TLDR; I spent nearly two hours troubleshooting my broken system, because I installed a Windows spell checker for my LibreOffice.
- Install the .oxt file for your Linux LibreOffice installation
- Don’t realize it was for Windows only because it installed fine on Linux
- Freeze your system completely for 15 seconds, after which it’s business as normal
- LibreOffice works okay, so don’t notice anything else
- Install additional spellers from Synaptic because the first one didn’t work
- Realize Linux Mint Software Center GUI is broken and most of the flatpacks aren’t displayed
- Perform two system resets using Timeshift, nothing changed
- Realize the speller you installed was Windows-only, purge all LibreOffice components, problem solved, reinstall LO
- Also realize you had to install a system package version of LibreOffice (instead of Flatpack) for the speller from Synaptic to work
- Feel like a noob
🫣
EDIT: It happened again. I think this time I figured it out for good. I installed the spell checker through Synaptic, but either it was the wrong version or it didn’t install all the necessary packages. I found the right package in Software Center itself and installed it. Everything has been working okay, the Software Center hasn’t bugged out yet.

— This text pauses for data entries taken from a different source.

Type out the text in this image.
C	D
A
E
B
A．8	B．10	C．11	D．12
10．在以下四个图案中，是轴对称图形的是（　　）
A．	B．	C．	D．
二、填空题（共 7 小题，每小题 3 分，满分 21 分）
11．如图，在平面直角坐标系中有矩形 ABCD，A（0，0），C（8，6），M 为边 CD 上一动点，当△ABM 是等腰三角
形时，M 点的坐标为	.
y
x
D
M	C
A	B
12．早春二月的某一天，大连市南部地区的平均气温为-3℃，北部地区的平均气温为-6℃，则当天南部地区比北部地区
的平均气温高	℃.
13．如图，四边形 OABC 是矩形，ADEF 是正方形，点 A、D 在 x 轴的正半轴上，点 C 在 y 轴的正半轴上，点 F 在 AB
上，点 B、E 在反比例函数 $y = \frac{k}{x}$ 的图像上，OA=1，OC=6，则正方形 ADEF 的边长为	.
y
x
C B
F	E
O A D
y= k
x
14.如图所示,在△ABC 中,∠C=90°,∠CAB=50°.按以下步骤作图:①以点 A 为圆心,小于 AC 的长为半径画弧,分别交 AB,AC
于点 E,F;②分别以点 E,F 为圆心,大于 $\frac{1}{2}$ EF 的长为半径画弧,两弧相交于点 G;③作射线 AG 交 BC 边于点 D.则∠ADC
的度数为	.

EDIT 2: Okay, now I’ve got it. It was a icon theme that I installed from Cinnamon Looks called FairyWren which hid half of my installed apps, and created all sorts of GUI bugs and made Software Center hang and freeze. I’m going to write to the author of the theme.
You see what the common factor here in OP’s problems is, though, right? Flatpack and Snap - whether you’re pro or con - are new and have warts, and the distros jumping to them are “easy, beginner-friendly” ones. Sure, installing an add-on for the wrong OS for some software is bound to cause problems; that’s not a Linux-specific issue. But the sorts of issues OP is complaining about are because of complications caused by the software distribution mechanism, issues that had long been resolved on many distros.